Configure SAML on your environment
SAML enables single sign-on (SSO) by authenticating users once and granting access to multiple applications, enhancing security and simplifying login. Follow the steps below to configure SSO with the SAML 2.0 standard.
To configure your environment as Service Provider in SAML, go to [ENVIRONMENT] → Authentication → SSO → Service Provider → Authentication protocols. If you do no see SAML under this page, please make sure it is enabled in the builder and published to the environment.
SAML enablement
SAML enablement
Setting a custom domain after going live, especially with active SSO connections, can be challenging. We recommend planning ahead and setting custom domains early to avoid cookie issues and enhance your brand. This applies to both Hosted and Embedded Frontegg customers. [Learn more about Custom Domains.]
Step 1: Add an ACS URL
Your ACS URL will contain your custom or Fronteggdomain followed by /auth/saml/callback. (see above note regarding custom domains).
If you opt to not configure a custom domain, use your frontegg subdomain followed by /auth/saml/callback for your ACS URL.
Step 2: Add an SP Entity ID
Organizations normally use an SP Entity ID to configure their identity provider. We recommend using your application's name for this field.
Step 3: Add a redirect URL
If you are using the hosted login method, your redirect URL should be:
https://[your-frontegg-domain].frontegg.com/oauth/account/saml/callback.
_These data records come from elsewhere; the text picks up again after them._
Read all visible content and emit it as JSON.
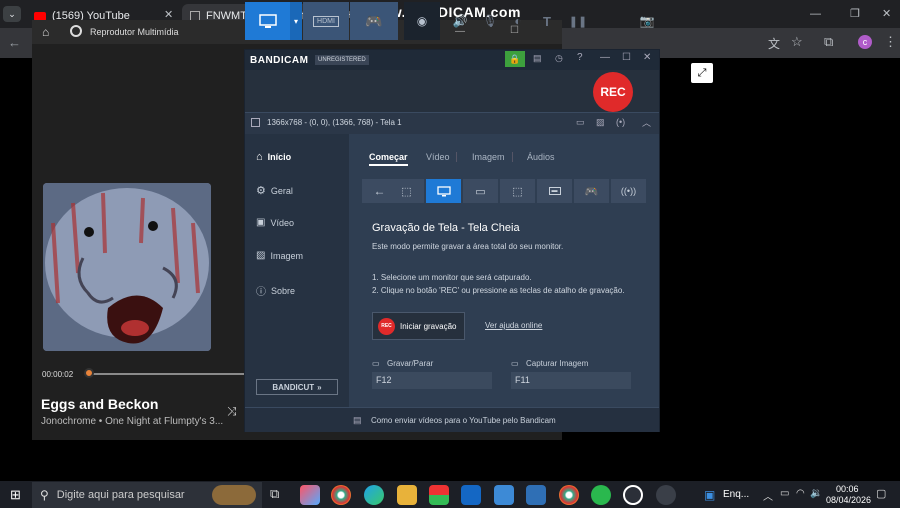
{
  "browser": {
    "tabs": [
      {
        "label": "(1569) YouTube"
      },
      {
        "label": "FNWMT NA Recodificado Jogo"
      }
    ],
    "new_tab": "+",
    "watermark": "www.BANDICAM.com"
  },
  "player": {
    "app_title": "Reprodutor Multimídia",
    "elapsed": "00:00:02",
    "song_title": "Eggs and Beckon",
    "song_subtitle": "Jonochrome • One Night at Flumpty's 3...",
    "progress": 0.05
  },
  "bandicam": {
    "brand": "BANDICAM",
    "badge": "UNREGISTERED",
    "rec_label": "REC",
    "hdmi_label": "HDMI",
    "selection": "1366x768 - (0, 0), (1366, 768) - Tela 1",
    "sidebar": [
      {
        "label": "Início"
      },
      {
        "label": "Geral"
      },
      {
        "label": "Vídeo"
      },
      {
        "label": "Imagem"
      },
      {
        "label": "Sobre"
      }
    ],
    "bandicut": "BANDICUT",
    "tabs": [
      {
        "label": "Começar"
      },
      {
        "label": "Vídeo"
      },
      {
        "label": "Imagem"
      },
      {
        "label": "Áudios"
      }
    ],
    "heading": "Gravação de Tela - Tela Cheia",
    "description": "Este modo permite gravar a área total do seu monitor.",
    "step1": "1. Selecione um monitor que será catpurado.",
    "step2": "2. Clique no botão 'REC' ou pressione as teclas de atalho de gravação.",
    "start_button": "Iniciar gravação",
    "help_link": "Ver ajuda online",
    "hotkey_record_label": "Gravar/Parar",
    "hotkey_record_value": "F12",
    "hotkey_capture_label": "Capturar Imagem",
    "hotkey_capture_value": "F11",
    "footer": "Como enviar vídeos para o YouTube pelo Bandicam"
  },
  "taskbar": {
    "search_placeholder": "Digite aqui para pesquisar",
    "weather": "Enq...",
    "time": "00:06",
    "date": "08/04/2026"
  },
  "colors": {
    "accent_blue": "#1f7ad6",
    "rec_red": "#e02a2a",
    "lock_green": "#3da03d"
  }
}
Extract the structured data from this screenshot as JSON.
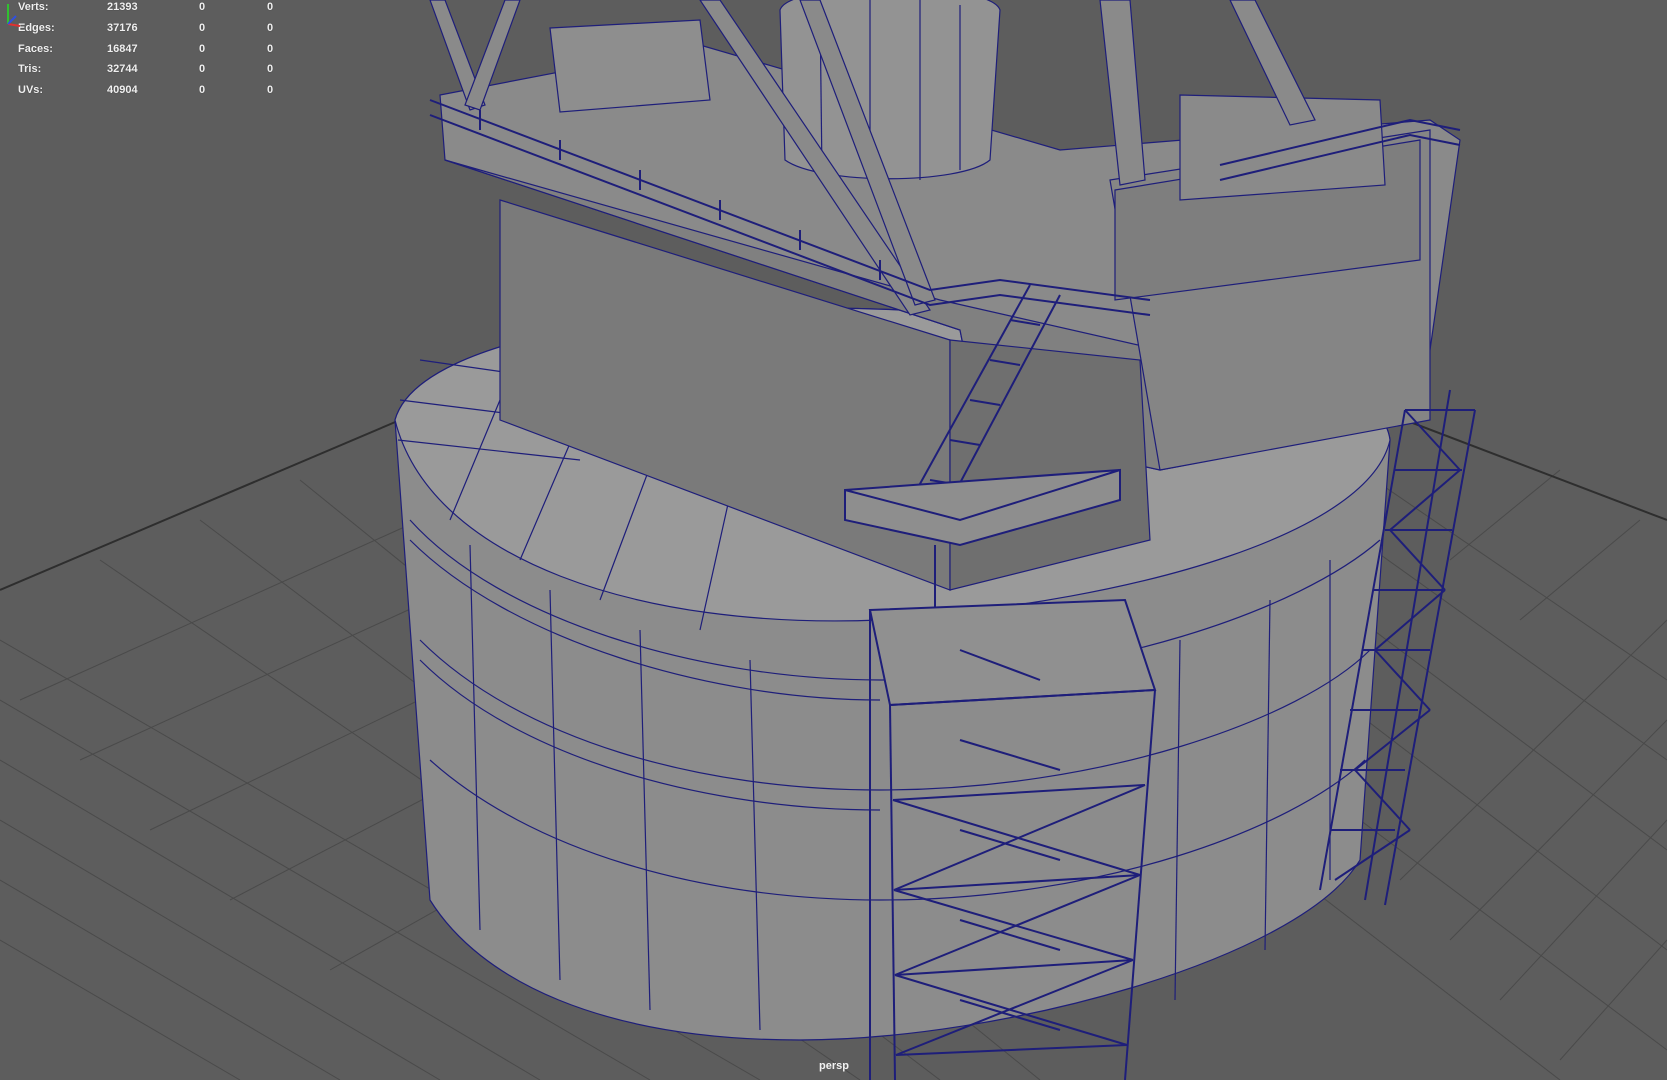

If you are using the embedded login method, the redirect URL should be:
[your-application-url]/account/saml/callback, for example: http://localhost:3000/account/saml/callback.
Allow your customers to add their IdP connection or apply it for them
After configuring SAML in the Frontegg portal, you can allow your end users to apply their own SSO connection or apply the connection details from their IdP for them (via your [ENVIRONMENT] ➜ Management → Accounts → [ACCOUNT] → SSO tab ➜ Configurations).
Enable SSO tab for the self-service (admin portal)
Enable the SSO tab for your users in the Workspace area of the portal. Subsequently, your users can follow the instructions to add their IdP connection as per the instructions [here].
Apply an SSO connection from your environment's management page
To apply an SSO connection on your customers' behalf, go to your Management → Accounts → [ACCOUNT] → SSO tab ➜ Configurations, and click 'add new'. Alternatively, you can also perform this action via API.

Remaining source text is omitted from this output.